Range Forest Officer Santosh Kank said, "Three to four teams comprising 7-8 people each searched the entire Film City area and around 30 metal wire snares that were active in the forested patch were recovered. A majority of the snares were set up in the patch close to the film and television serial sets, and this fact will be thoroughly investigated."
During the visit, the team also found a of people illegally roaming inside the forest and they were interrogated by the department. Honorary Wildlife Warden of Mumbai Suburbs and Member of State Wildlife Board said, "Whosoever is placing these traps is evidently doing so at areas that herbivores like the spotted deer and sambar frequent.
The active snares that we have reoved has ensured that there will be no more mammal deaths because of them. Department staff has to conduct extensive and regular patrolling to ensure no more snares are found. Film City administration, too, has to conduct extensive patrolling and question people who roam the area at night, as poaching incidents usually happen at night."

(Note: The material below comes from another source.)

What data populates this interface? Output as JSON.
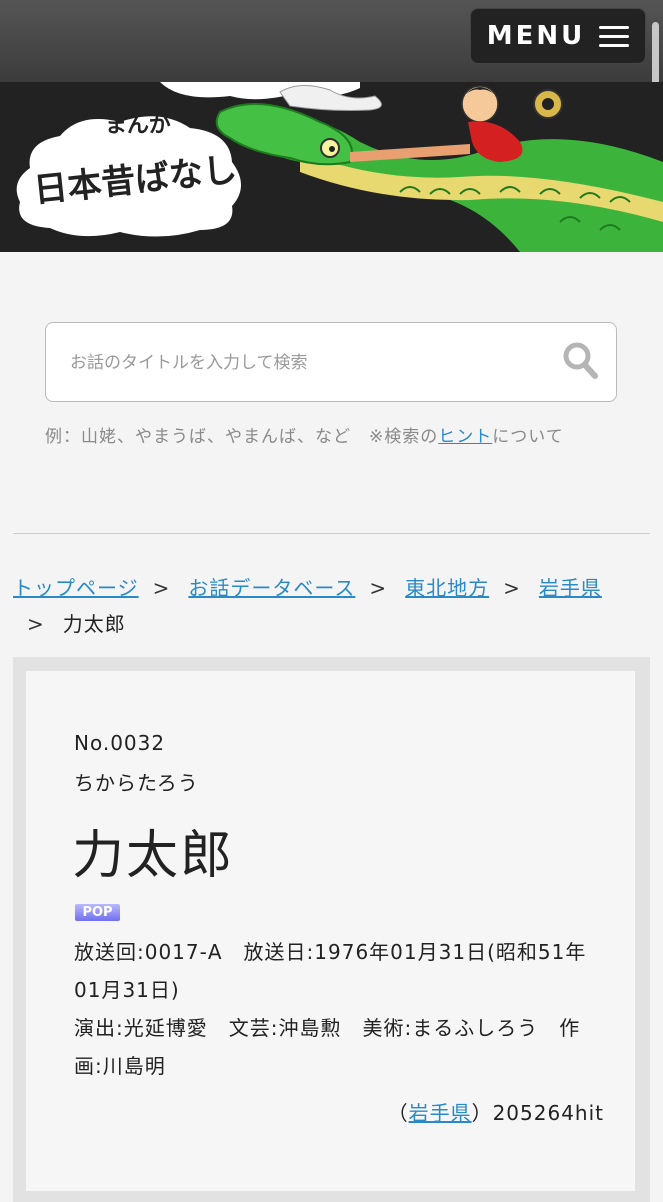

Strict action, says forest minister
Forest Minister Sudhir Mungantiwar said, "I have asked the officials concerned to submit a report on the wild animal deaths in metal snares at Film City. Both incidents are serious and our staff will also be taking up the issue with Film City authorities and see if CCTV cameras can be installed to keep tabs on people roaming inside. Strict action will be taken against those found responsible for setting up the snares."